Significantly, the research reveals that poor retail sales and increasing void rates have not yet dented retail rental value growth. Retail warehouses are securing the strongest rental growth within the sector, 4.9% per year at end-Q3 2005. High street shop rental values are experiencing modest, but nonetheless improving growth of 2.2% (versus 1.7% in Q2). Shopping centre rental growth has moved roughly in line with that of high street shops, having secured a modest uplift from 1.8% in Q2 to 2.5% in Q3.
Recent capital value performance in the retail property sector is slightly less encouraging, however. Having enjoyed the best capital growth over the past three years, retail is no longer the property type with this performance edge. Both the offices and industrials sectors are benefiting from declining yields to the extent that all three sectors' capital value gains from yield movements are now in the 10%-12% per year range.
To date, investors appear to have kept their faith in retail property mainly on the back of compressing yields, which have given a boost to shop values in particular. Indeed, with the slide in retail sales growth possibly halted, all three of the retail subsectors are enjoying better total returns now than in June. Shops and centres, the two town-centre types, now have better rates of rental, yield and total return performance than at any time this year. This was anticipated by Donaldsons and a handful of others, but is well beyond the expectation of the wider market. Interestingly, in a significant investment performance shift, town centre shops, sometimes cast as the sector's ugly ducklings, are once more outpacing retail warehouses, which have been seen as retails' swans.
Overall, Q3 2005 set a new record high for net investment by the property unit trusts and other monthly and quarterly valued funds committing just short of £2 bn. Given the complaints about stock shortage, this is a notable feature - and implies that market strength will continue across all property investment sectors for some while yet. Retail investment spending accounted for nearly half the record net spending, however this was balanced by the funds' increased commitment to offices and industrials.

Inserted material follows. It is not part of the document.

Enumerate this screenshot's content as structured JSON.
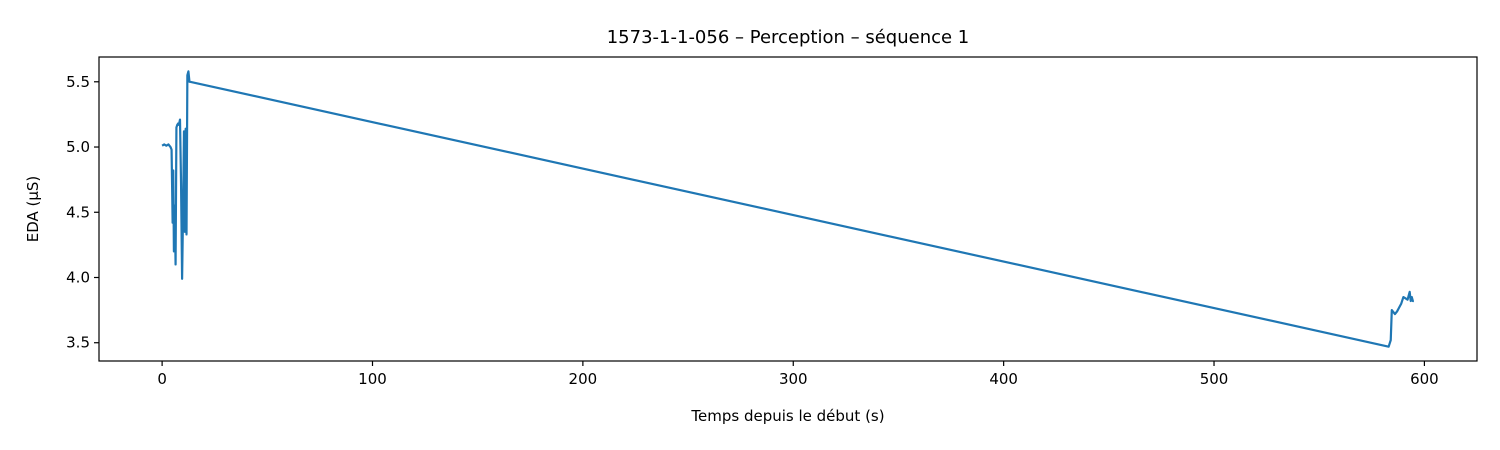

Bryan Duncan, head of retail at Donaldsons, comments: "Despite a renewed enthusiasm for the offices sector, there is plenty to suggest that retail remains a safe bet. Falling retail sales alone are not a cause for concern as our research demonstrates that there is no correlation between sales growth and rental growth. If retail property continues to perform through a combination of positive yield shift and rental growth, it will retain its allure to investors."